Now, researchers at the RIKEN Quantitative Biology Center (QBiC) have advanced sleep genetics research by developing a new method to monitor sleep cycles in mice. The Snappy Sleep Stager is a non-invasive, automated sleep cycle monitoring system based on mouse breathing or respiration. Compared to other monitoring systems that require surgical implants or many hours of human intervention, the Snappy Sleep Stager is easy to use and allows more mice to be studied during an experiment. By combining it with a new system for developing near-perfect knockout mice, they have identified a new short sleeper gene, Nr3a.
“The problem with sleep studies is that they are technically difficult and expensive, which limits the number of mice that can be studied,” says Hiroki Ueda of RIKEN QBiC, who led the research published in Cell Reports.
The low cost and ease of use of the Snappy Sleep Stager allowed researchers to accurately test a new mouse genetic modification system, the next-generation triple CRISPR method.
“The biggest advantage of our method is its efficiency,” says Kenta Sumiyama, co-first author of RIKEN QBiC. “Our goal was an efficiency of more than 90% and we achieved that. Our goal now is to be able to completely switch off any desired gene.”
The efficiency also benefits the mice, Sumiyama continues: “The new system allows us to analyze phenotypes directly without producing more than one generation of mice. There is a big difference in the number of mice used. Maybe ten times fewer mice are needed.” Get what’s called a bi-allelic knockout mouse. These mice, which are missing both copies of a “knocked out” gene, can provide a deeper understanding of the missing gene.
Sumiyama says he wasn’t surprised by the improved efficiency and that the research went fairly smoothly, but he admits the bigger challenge is making highly efficient “knock-in” animals, saying, “Inserting a Gens is a lot harder than removing it.”
According to Sumiyama, “You can target any disease caused by a genetic mutation with the triple CRISPR method.” In the current research, the scientists found that the Nr3a gene, a member of the NMDA receptor family, is a short sleeper gene. “The implications are far-reaching,” says Genshiro A. Sunagawa of the RIKEN Center for Developmental Biology, a first author on the publication. “As the NMDA receptor is associated with schizophrenia, Alzheimer’s disease and depression, which are known to involve sleep disorders.”
In addition to these disorders, sleep cycle disorders are known to be associated with many health problems. Sunagawa says, “It was known that sleep could be staged by monitoring breathing,” but existing technology for monitoring sleep stages usually requires direct manipulation of the subject or a very small chamber to monitor breathing.

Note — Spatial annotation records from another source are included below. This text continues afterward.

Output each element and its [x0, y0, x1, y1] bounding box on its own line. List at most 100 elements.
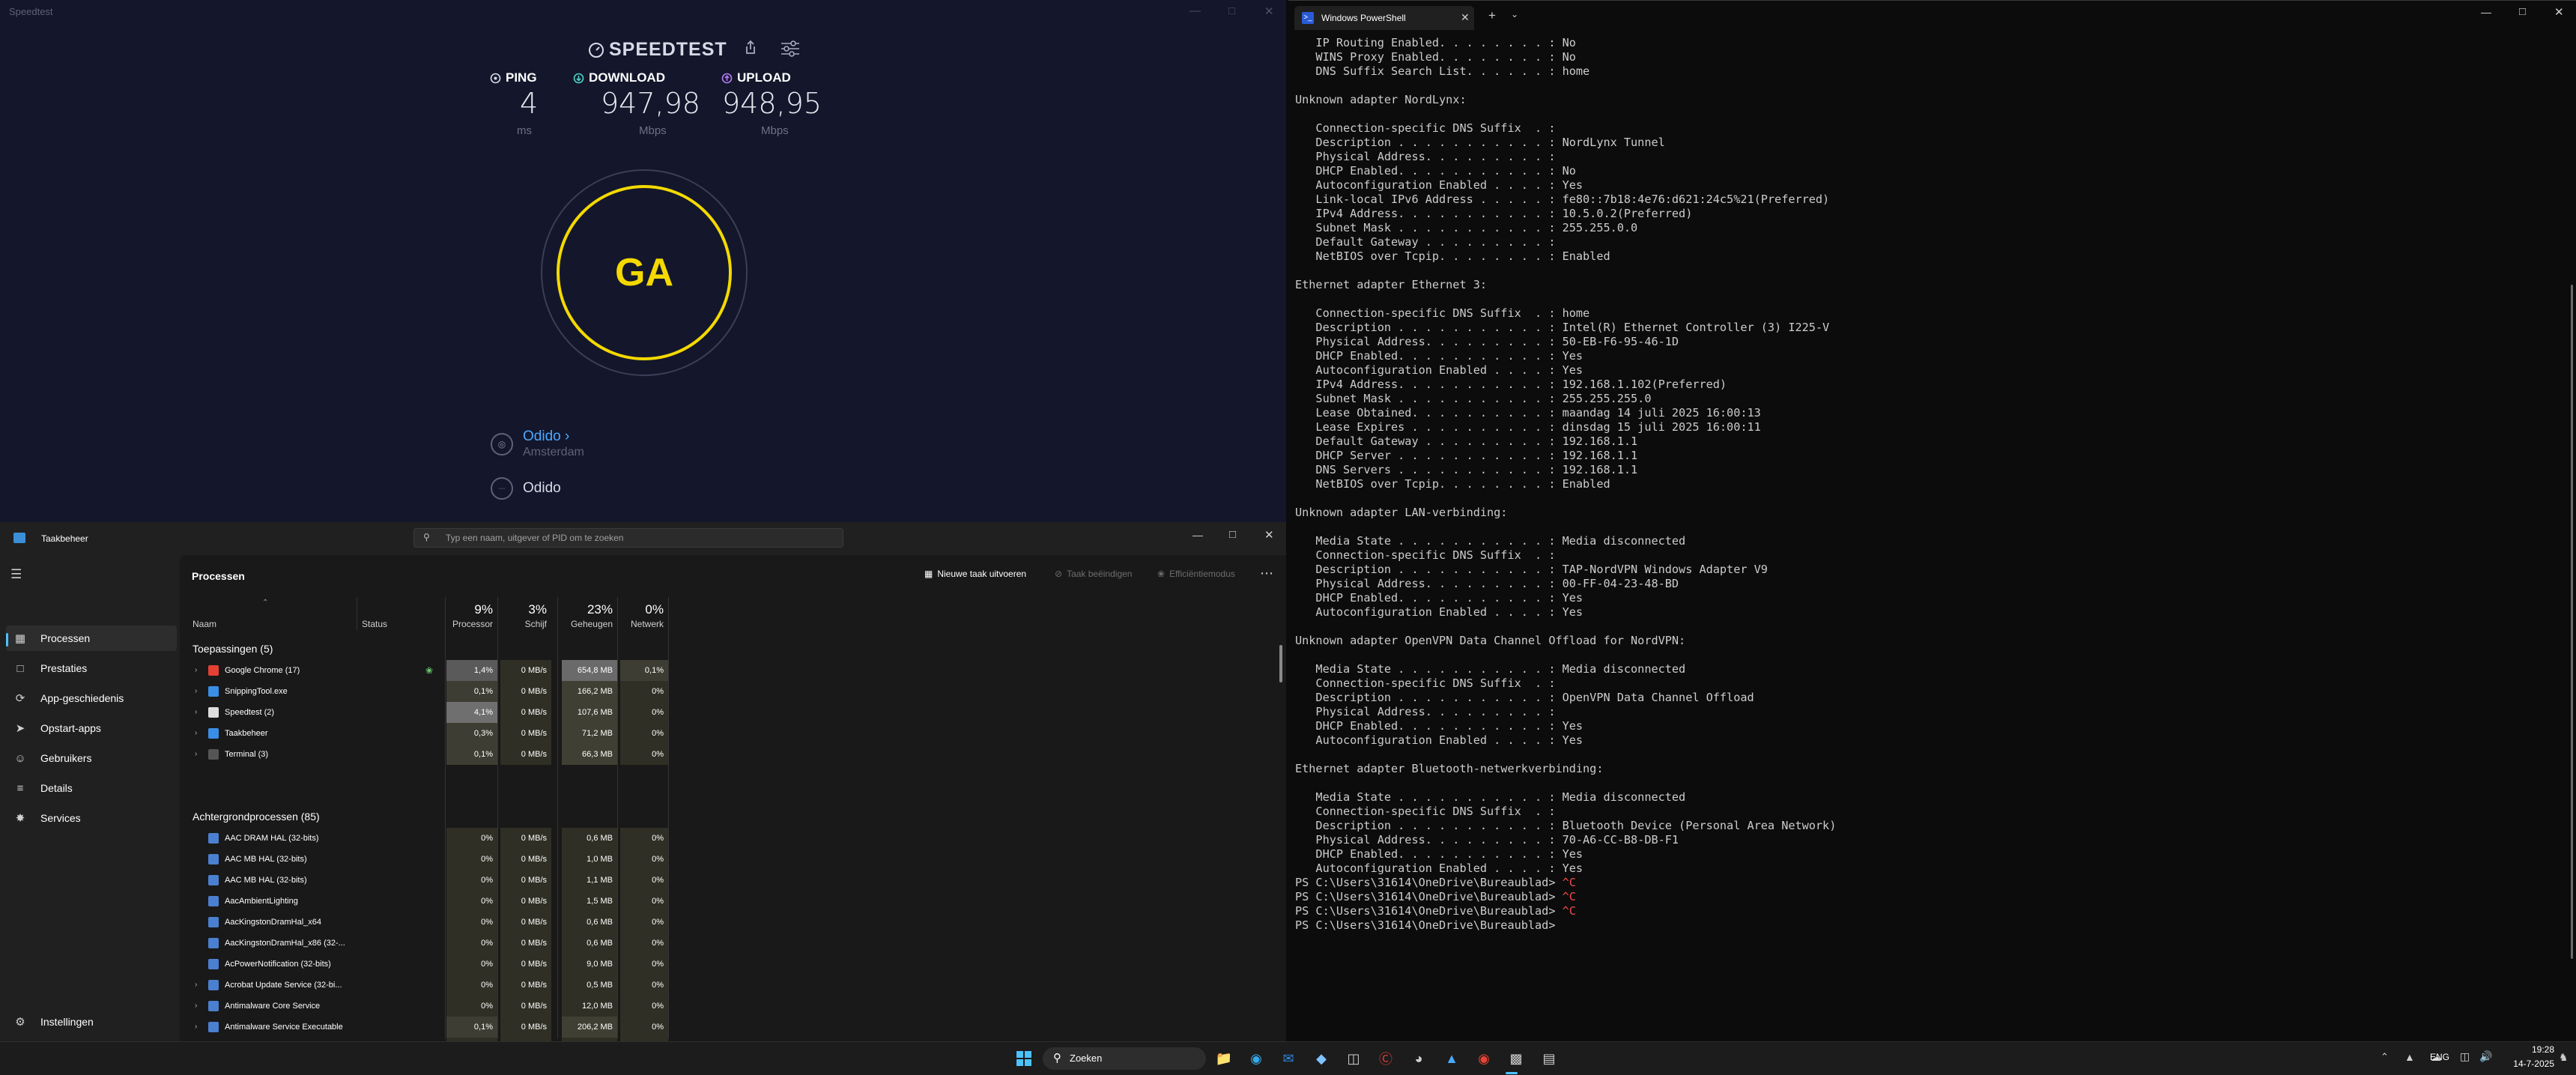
table-row[interactable]: AAC MB HAL (32-bits) 0% 0 MB/s 1,0 MB 0%	[180, 849, 1286, 870]
chrome-icon[interactable]: ◉	[1473, 1048, 1494, 1069]
taskmanager-titlebar[interactable]: Taakbeheer ⚲ Typ een naam, uitgever of P…	[0, 522, 1286, 555]
col-status[interactable]: Status	[362, 619, 387, 629]
process-icon	[208, 686, 219, 697]
prompt-command: ^C	[1562, 876, 1576, 889]
table-row[interactable]: › Speedtest (2) 4,1% 0 MB/s 107,6 MB 0%	[180, 702, 1286, 723]
server-name[interactable]: Odido	[523, 429, 561, 444]
tray-app-icon[interactable]: ▲	[2404, 1051, 2415, 1063]
table-row[interactable]: › Acrobat Update Service (32-bi... 0% 0 MB/…	[180, 975, 1286, 996]
volume-icon[interactable]: 🔊	[2479, 1050, 2492, 1063]
maximize-icon[interactable]: □	[1228, 4, 1235, 17]
prompt-path: PS C:\Users\31614\OneDrive\Bureaublad>	[1295, 918, 1556, 932]
clock-time[interactable]: 19:28	[2502, 1044, 2554, 1055]
acrobat-icon[interactable]: Ⓒ	[1375, 1048, 1396, 1069]
expand-chevron-icon[interactable]: ›	[195, 744, 197, 765]
table-row[interactable]: AcPowerNotification (32-bits) 0% 0 MB/s 9,0…	[180, 954, 1286, 975]
minimize-icon[interactable]: —	[1189, 4, 1201, 17]
sidebar-item-details[interactable]: ≡ Details	[6, 775, 177, 801]
expand-chevron-icon[interactable]: ›	[195, 660, 197, 681]
col-memory[interactable]: Geheugen	[562, 619, 613, 629]
go-label[interactable]: GA	[557, 185, 732, 360]
cpu-percent[interactable]: 9%	[446, 602, 493, 617]
table-row[interactable]: › Google Chrome (17) 1,4% 0 MB/s 654,8 MB 0,1…	[180, 660, 1286, 681]
table-row[interactable]: AAC MB HAL (32-bits) 0% 0 MB/s 1,1 MB 0%	[180, 870, 1286, 891]
server-name-link[interactable]: Odido ›	[523, 429, 569, 445]
table-row[interactable]: AacKingstonDramHal_x86 (32-... 0% 0 MB/s 0,…	[180, 933, 1286, 954]
sidebar-item-instellingen[interactable]: ⚙ Instellingen	[6, 1009, 177, 1035]
tab-powershell[interactable]: >_ Windows PowerShell ✕	[1294, 6, 1474, 30]
prompt-path: PS C:\Users\31614\OneDrive\Bureaublad>	[1295, 904, 1556, 918]
expand-chevron-icon[interactable]: ›	[195, 975, 197, 996]
more-options-icon[interactable]: ⋯	[1260, 566, 1273, 581]
table-row[interactable]: › Taakbeheer 0,3% 0 MB/s 71,2 MB 0%	[180, 723, 1286, 744]
maximize-icon[interactable]: □	[1229, 528, 1236, 541]
table-row[interactable]: › Antimalware Service Executable 0,1% 0 MB/…	[180, 1017, 1286, 1038]
efficiency-mode-button[interactable]: ❀ Efficiëntiemodus	[1157, 569, 1235, 579]
sidebar-item-processen[interactable]: ▦ Processen	[6, 626, 177, 651]
network-percent[interactable]: 0%	[620, 602, 664, 617]
minimize-icon[interactable]: —	[2481, 6, 2491, 18]
search-input[interactable]: ⚲ Typ een naam, uitgever of PID om te zo…	[413, 528, 843, 548]
photo-viewer-icon[interactable]: ▲	[1441, 1048, 1462, 1069]
share-icon[interactable]	[742, 39, 760, 57]
taskbar-search[interactable]: ⚲ Zoeken	[1043, 1047, 1206, 1070]
new-tab-icon[interactable]: +	[1488, 8, 1496, 23]
close-icon[interactable]: ✕	[1264, 528, 1274, 542]
hamburger-icon[interactable]: ☰	[10, 567, 22, 582]
sidebar-item-services[interactable]: ✸ Services	[6, 805, 177, 831]
col-disk[interactable]: Schijf	[500, 619, 547, 629]
terminal-output[interactable]: IP Routing Enabled. . . . . . . . : No W…	[1295, 36, 1836, 933]
expand-chevron-icon[interactable]: ›	[195, 996, 197, 1017]
taskmanager-icon[interactable]: ▤	[1539, 1048, 1560, 1069]
speedtest-titlebar[interactable]: Speedtest — □ ✕	[0, 0, 1286, 24]
sidebar-item-prestaties[interactable]: □ Prestaties	[6, 655, 177, 681]
close-icon[interactable]: ✕	[1264, 4, 1274, 18]
table-row[interactable]: › SnippingTool.exe 0,1% 0 MB/s 166,2 MB 0%	[180, 681, 1286, 702]
expand-chevron-icon[interactable]: ›	[195, 702, 197, 723]
scrollbar-thumb[interactable]	[2571, 285, 2573, 959]
edge-icon[interactable]: ◉	[1246, 1048, 1267, 1069]
maximize-icon[interactable]: □	[2519, 5, 2526, 18]
disk-percent[interactable]: 3%	[500, 602, 547, 617]
app-icon[interactable]: ◫	[1343, 1048, 1364, 1069]
expand-chevron-icon[interactable]: ›	[195, 681, 197, 702]
photos-icon[interactable]: ◆	[1311, 1048, 1332, 1069]
prompt-line: PS C:\Users\31614\OneDrive\Bureaublad>	[1295, 918, 1563, 932]
expand-chevron-icon[interactable]: ›	[195, 723, 197, 744]
taskmanager-app-icon	[13, 533, 25, 543]
col-network[interactable]: Netwerk	[620, 619, 664, 629]
language-indicator[interactable]: ENG	[2430, 1052, 2449, 1062]
new-task-button[interactable]: ▦ Nieuwe taak uitvoeren	[924, 569, 1026, 579]
process-name: Antimalware Core Service	[225, 1002, 321, 1011]
clock-date[interactable]: 14-7-2025	[2502, 1059, 2554, 1069]
close-tab-icon[interactable]: ✕	[1461, 11, 1470, 24]
terminal-icon[interactable]: ▩	[1506, 1048, 1527, 1069]
close-icon[interactable]: ✕	[2554, 5, 2564, 19]
expand-chevron-icon[interactable]: ›	[195, 1017, 197, 1038]
sidebar-item-app-geschiedenis[interactable]: ⟳ App-geschiedenis	[6, 685, 177, 711]
col-cpu[interactable]: Processor	[446, 619, 493, 629]
table-row[interactable]: AacKingstonDramHal_x64 0% 0 MB/s 0,6 MB 0%	[180, 912, 1286, 933]
file-explorer-icon[interactable]: 📁	[1213, 1048, 1234, 1069]
scrollbar-thumb[interactable]	[1279, 645, 1282, 682]
speedtest-icon[interactable]: ◕	[1408, 1048, 1429, 1069]
table-row[interactable]: AacAmbientLighting 0% 0 MB/s 1,5 MB 0%	[180, 891, 1286, 912]
network-icon[interactable]: ◫	[2460, 1050, 2470, 1063]
minimize-icon[interactable]: —	[1192, 529, 1203, 541]
table-row[interactable]: › Antimalware Core Service 0% 0 MB/s 12,0 MB…	[180, 996, 1286, 1017]
sidebar-item-gebruikers[interactable]: ☺ Gebruikers	[6, 745, 177, 771]
notification-bell-icon[interactable]: ♞	[2559, 1051, 2569, 1064]
outlook-icon[interactable]: ✉	[1278, 1048, 1299, 1069]
tray-overflow-icon[interactable]: ⌃	[2380, 1051, 2389, 1063]
table-row[interactable]: › Terminal (3) 0,1% 0 MB/s 66,3 MB 0%	[180, 744, 1286, 765]
disk-cell: 0 MB/s	[500, 1017, 551, 1038]
settings-sliders-icon[interactable]	[780, 40, 801, 57]
sidebar-item-opstart-apps[interactable]: ➤ Opstart-apps	[6, 715, 177, 741]
col-name[interactable]: Naam	[193, 619, 216, 629]
start-icon[interactable]	[1013, 1048, 1034, 1069]
chevron-down-icon[interactable]: ⌄	[1511, 9, 1518, 19]
end-task-button[interactable]: ⊘ Taak beëindigen	[1055, 569, 1132, 579]
network-cell: 0%	[620, 975, 668, 996]
table-row[interactable]: AAC DRAM HAL (32-bits) 0% 0 MB/s 0,6 MB 0%	[180, 828, 1286, 849]
memory-percent[interactable]: 23%	[562, 602, 613, 617]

“The beauty of the SSS is that it can be used in a larger enclosure that allows a mouse to live a normal lifespan. With our system, changes in sleep could be observed as a mouse ages. This is a big advantage over other systems,” says Sunagawa. He continues: “It could even be used to monitor babies or sleepy drivers in cars. Those would be good applications.”
“SSS can also be used in combination with MRI, which is another major benefit over other systems.” Sunagawa concludes, “We haven’t optimized the system to detect REM sleep, but it’s something besides MRI studies, which we are working on now.”
Materials provided by RIKEN. Note: Content can be edited for style and length.